TEMPLE TERRACE — To Robert Niedbalec, judo was more than moves on a mat. The 52-year-old black belt instructor went to the gym three days a week and often took hourslong bicycle rides to stay in shape.
But when his ride on Sunday kept him out past sunset, his wife, Kathryn, went looking for him. She didn't know that deputies were working at that moment to confirm her husband's identity.
According to detectives, a car driven by Cristina Perenzuela, 20, hit and killed Niedbalec as he rode in an eastbound bicycle lane near the University of South Florida's Riverfront Park around 2 p.m. Sunday.
The Sheriff's Office is trying to determine if Perenzuela's Ford was racing with another car. Deputies reported Sunday that it was apparently traveling at a high rate of speed in tandem with another sedan when it struck Niedbalec.
They've impounded both cars. As of Monday evening, no one had been charged.
Niedbalec was a veterinarian and judo aficionado who came to the United States in 1987 from Poland, where he specialized in the care of cows and had a mean shoulder throw.
In Florida, he worked as a vet's assistant and met his wife. He was determined to work as a veterinarian in the United States and spent many late nights studying for certification, Kathryn said.
The couple had a daughter, Katie, whom Niedbalec adored. He made sure she kept up on her science and math, and they would watch movies together.
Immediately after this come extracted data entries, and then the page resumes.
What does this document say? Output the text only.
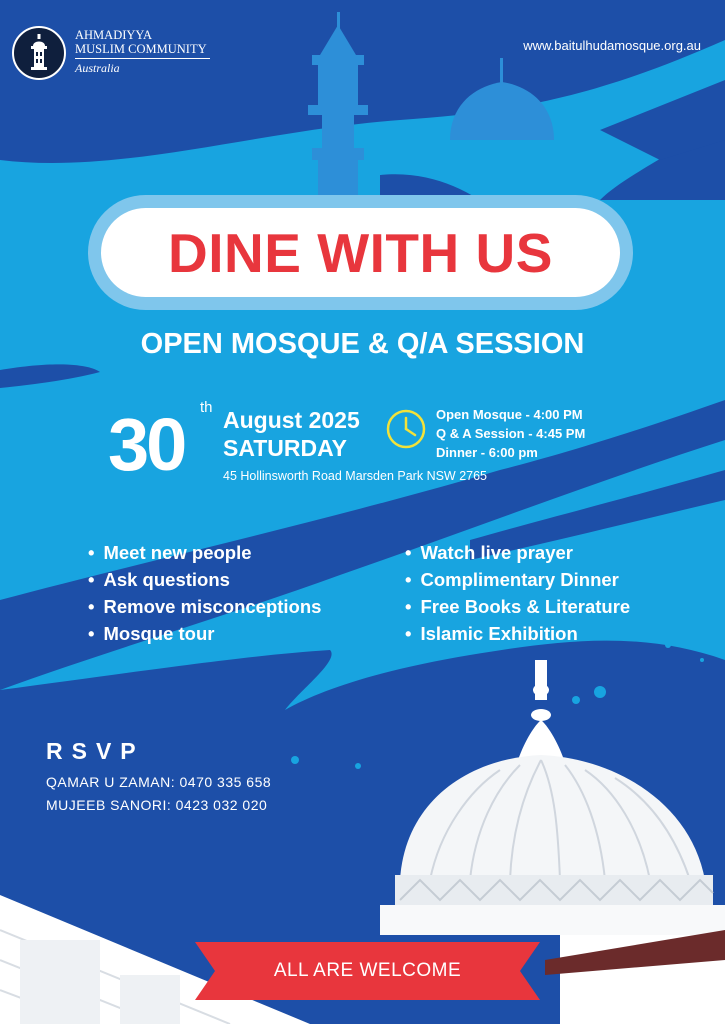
AHMADIYYA
MUSLIM COMMUNITY
Australia
www.baitulhudamosque.org.au
DINE WITH US
OPEN MOSQUE & Q/A SESSION
30 th August 2025
SATURDAY
45 Hollinsworth Road Marsden Park NSW 2765
Open Mosque - 4:00 PM
Q & A Session - 4:45 PM
Dinner - 6:00 pm
• Meet new people
• Ask questions
• Remove misconceptions
• Mosque tour
• Watch live prayer
• Complimentary Dinner
• Free Books & Literature
• Islamic Exhibition
RSVP
QAMAR U ZAMAN: 0470 335 658
MUJEEB SANORI: 0423 032 020
ALL ARE WELCOME
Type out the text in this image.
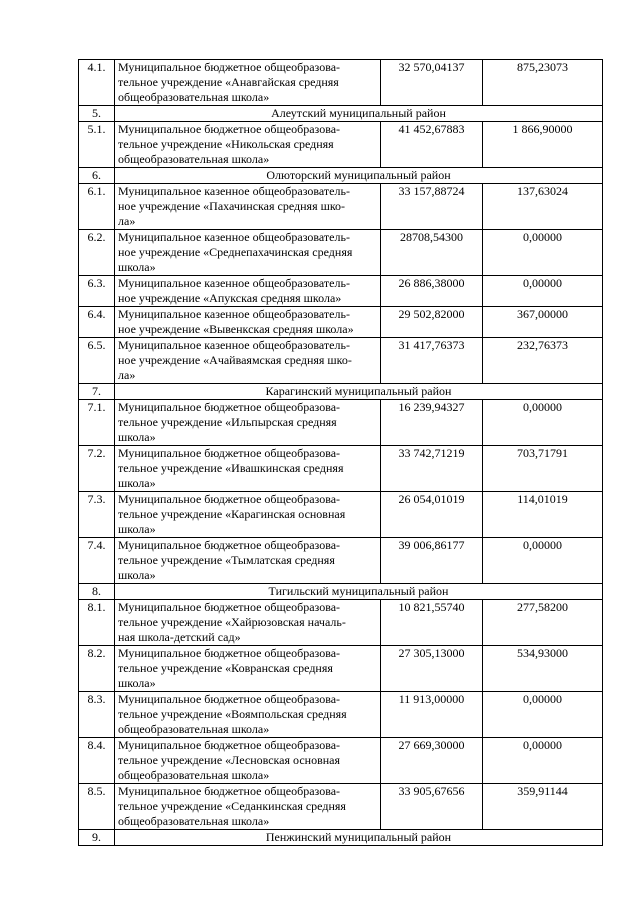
4.1.	Муниципальное бюджетное общеобразова-
тельное учреждение «Анавгайская средняя
общеобразовательная школа»	32 570,04137	875,23073
5.	Алеутский муниципальный район		
5.1.	Муниципальное бюджетное общеобразова-
тельное учреждение «Никольская средняя
общеобразовательная школа»	41 452,67883	1 866,90000
6.	Олюторский муниципальный район		
6.1.	Муниципальное казенное общеобразователь-
ное учреждение «Пахачинская средняя шко-
ла»	33 157,88724	137,63024
6.2.	Муниципальное казенное общеобразователь-
ное учреждение «Среднепахачинская средняя
школа»	28708,54300	0,00000
6.3.	Муниципальное казенное общеобразователь-
ное учреждение «Апукская средняя школа»	26 886,38000	0,00000
6.4.	Муниципальное казенное общеобразователь-
ное учреждение «Вывенкская средняя школа»	29 502,82000	367,00000
6.5.	Муниципальное казенное общеобразователь-
ное учреждение «Ачайваямская средняя шко-
ла»	31 417,76373	232,76373
7.	Карагинский муниципальный район		
7.1.	Муниципальное бюджетное общеобразова-
тельное учреждение «Ильпырская средняя
школа»	16 239,94327	0,00000
7.2.	Муниципальное бюджетное общеобразова-
тельное учреждение «Ивашкинская средняя
школа»	33 742,71219	703,71791
7.3.	Муниципальное бюджетное общеобразова-
тельное учреждение «Карагинская основная
школа»	26 054,01019	114,01019
7.4.	Муниципальное бюджетное общеобразова-
тельное учреждение «Тымлатская средняя
школа»	39 006,86177	0,00000
8.	Тигильский муниципальный район		
8.1.	Муниципальное бюджетное общеобразова-
тельное учреждение «Хайрюзовская началь-
ная школа-детский сад»	10 821,55740	277,58200
8.2.	Муниципальное бюджетное общеобразова-
тельное учреждение «Ковранская средняя
школа»	27 305,13000	534,93000
8.3.	Муниципальное бюджетное общеобразова-
тельное учреждение «Воямпольская средняя
общеобразовательная школа»	11 913,00000	0,00000
8.4.	Муниципальное бюджетное общеобразова-
тельное учреждение «Лесновская основная
общеобразовательная школа»	27 669,30000	0,00000
8.5.	Муниципальное бюджетное общеобразова-
тельное учреждение «Седанкинская средняя
общеобразовательная школа»	33 905,67656	359,91144
9.	Пенжинский муниципальный район		
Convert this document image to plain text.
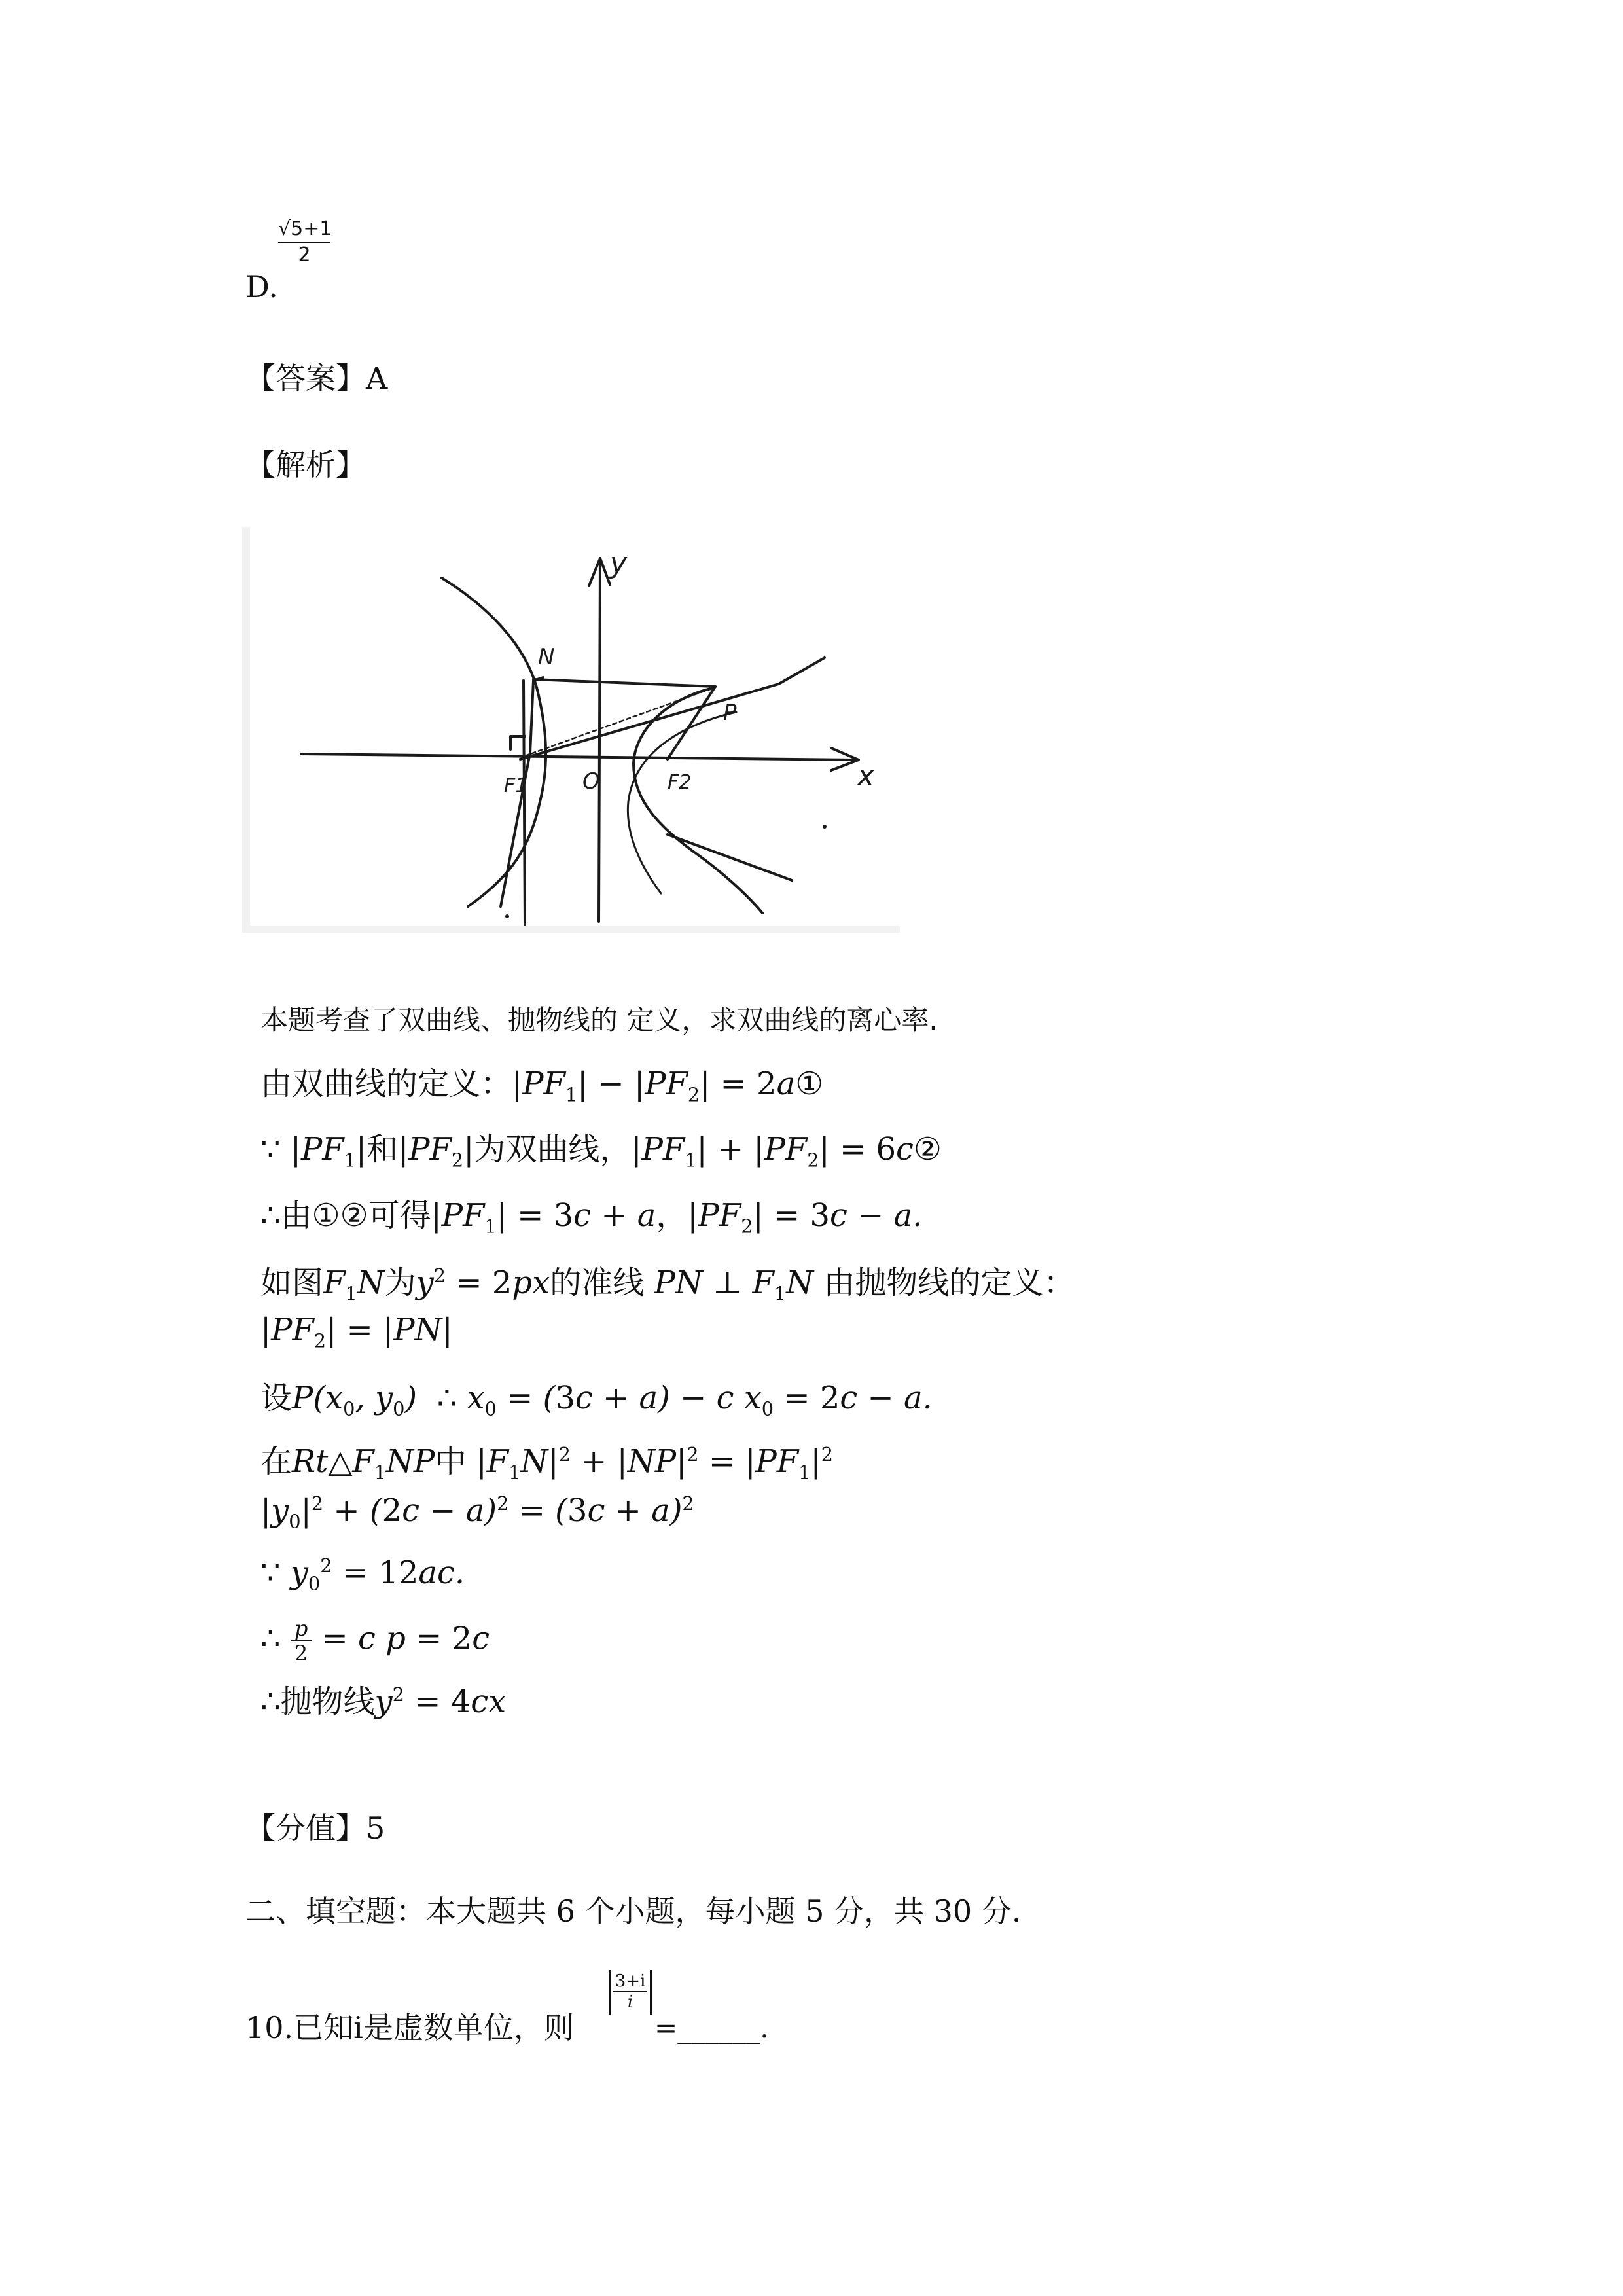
$\frac{√5+1}{2}$
D.
【答案】A
【解析】
N
P
F1	F2
O	x
y
本题考查了双曲线、抛物线的 定义，求双曲线的离心率.
由双曲线的定义：$|PF_1| - |PF_2|$ = 2a①
∵ $|PF_1|$和$|PF_2|$为双曲线，$|PF_1| + |PF_2|$ = 6c②
∴由①②可得$|PF_1| = 3c + a$，$|PF_2| = 3c - a$.
如图$F_1N$为$y^2 = 2px$的准线 PN ⊥ $F_1N$ 由抛物线的定义：
$|PF_2| = |PN|$
设$P(x_0$, $y_0$) ∴ $x_0 = (3c + a) - c$ $x_0 = 2c - a$.
在$Rt\triangle F_1NP$中 $|F_1N|^2 + |NP|^2 = |PF_1|^2$
$|y_0|^2 + (2c - a)^2 = (3c + a)^2$
∵ $y_0^2 = 12ac$.
∴ $\frac{p}{2} = c$ p = 2c
∴抛物线$y^2 = 4cx$
【分值】5
二、填空题：本大题共 6 个小题，每小题 5 分，共 30 分.
10.已知i是虚数单位，则
$\frac{3+i}{i}$
=______.
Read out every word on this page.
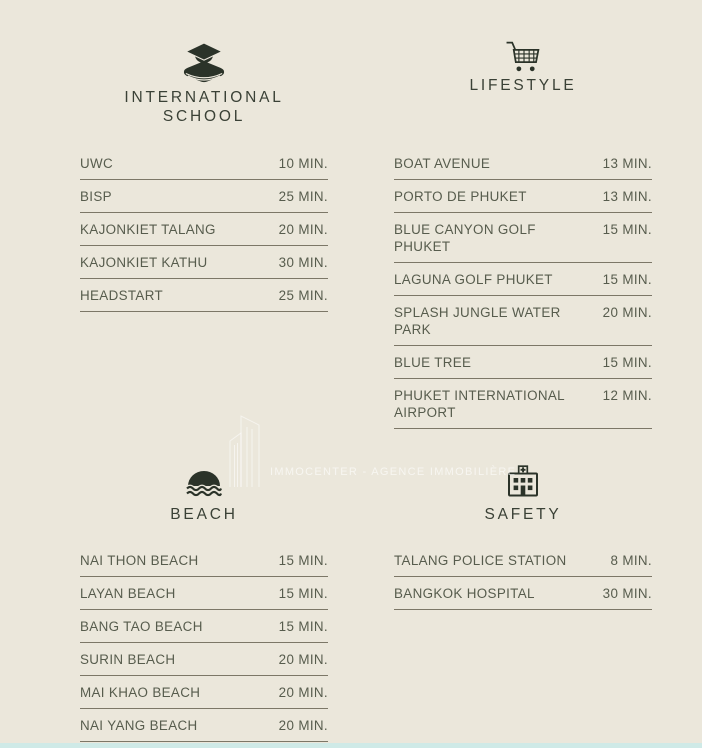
INTERNATIONAL
SCHOOL
LIFESTYLE
BEACH	SAFETY
UWC	10 MIN.
BISP	25 MIN.
KAJONKIET TALANG	20 MIN.
KAJONKIET KATHU	30 MIN.
HEADSTART	25 MIN.
BOAT AVENUE	13 MIN.
PORTO DE PHUKET	13 MIN.
BLUE CANYON GOLF PHUKET
15 MIN.
LAGUNA GOLF PHUKET	15 MIN.
SPLASH JUNGLE WATER PARK
20 MIN.
BLUE TREE	15 MIN.
PHUKET INTERNATIONAL AIRPORT
12 MIN.
NAI THON BEACH	15 MIN.
LAYAN BEACH	15 MIN.
BANG TAO BEACH	15 MIN.
SURIN BEACH	20 MIN.
MAI KHAO BEACH	20 MIN.
NAI YANG BEACH	20 MIN.
TALANG POLICE STATION	8 MIN.
BANGKOK HOSPITAL	30 MIN.
IMMOCENTER - AGENCE IMMOBILIÈRE
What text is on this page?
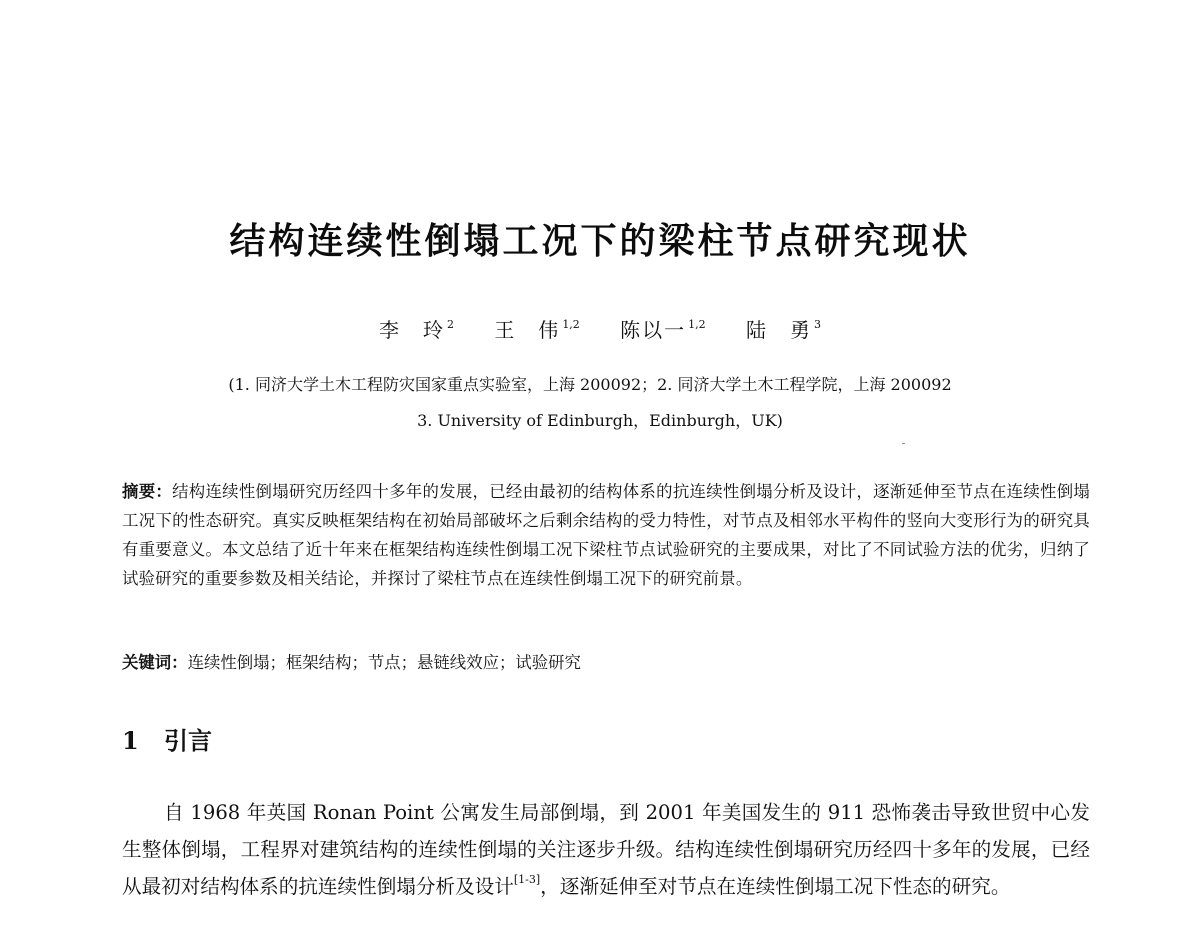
结构连续性倒塌工况下的梁柱节点研究现状
李　玲 $^2$ 王　伟 $^{1,2}$ 陈以一 $^{1,2}$ 陆　勇 $^3$
(1. 同济大学土木工程防灾国家重点实验室，上海 200092；2. 同济大学土木工程学院，上海 200092
3. University of Edinburgh，Edinburgh，UK)
摘要：结构连续性倒塌研究历经四十多年的发展，已经由最初的结构体系的抗连续性倒塌分析及设计，逐渐延伸至节点在连续性倒塌工况下的性态研究。真实反映框架结构在初始局部破坏之后剩余结构的受力特性，对节点及相邻水平构件的竖向大变形行为的研究具有重要意义。本文总结了近十年来在框架结构连续性倒塌工况下梁柱节点试验研究的主要成果，对比了不同试验方法的优劣，归纳了试验研究的重要参数及相关结论，并探讨了梁柱节点在连续性倒塌工况下的研究前景。
关键词：连续性倒塌；框架结构；节点；悬链线效应；试验研究
1 引言
自 1968 年英国 Ronan Point 公寓发生局部倒塌，到 2001 年美国发生的 911 恐怖袭击导致世贸中心发生整体倒塌，工程界对建筑结构的连续性倒塌的关注逐步升级。结构连续性倒塌研究历经四十多年的发展，已经从最初对结构体系的抗连续性倒塌分析及设计[1-3]，逐渐延伸至对节点在连续性倒塌工况下性态的研究。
"He was her pal," Kathryn said.
Those who knew Niedbalec say he was humble.
Other vets speak highly of him, and when Tampa Bay Judo & Aikido Dojo founder Lou Buttitta first saw Niedbalec fight in the early '90s, he knew right away Niedbalec was no brown belt.
"He was very strong," said Buttitta, who quickly promoted Niedbalec to black belt.
With Katie, now 21, in college, Kathryn and Robert Niedbalec were enjoying their time alone together. They took a kayaking trip to Utah last year and were hoping to do some camping and perhaps go to South America soon.
"These were supposed to be the best years of our life," Kathryn said at her Temple Terrace home.
She was still in shock Monday, tears running down her face as she talked about the horror of losing her husband. She just shook her head when asked about investigators' theory that the drivers may have been racing.
State driving records show that Perenzuela's only traffic violation was a conviction for driving without a seat belt in 2009.
The second car's driver, Armando Perez Jr., 34, has twice been convicted of speeding, as well as for failing to wear his seat belt and failing to obey a traffic control device, state records show.
Perez's license has been suspended several times. He was convicted of driving with a suspended license one of those times, in 2006, records show.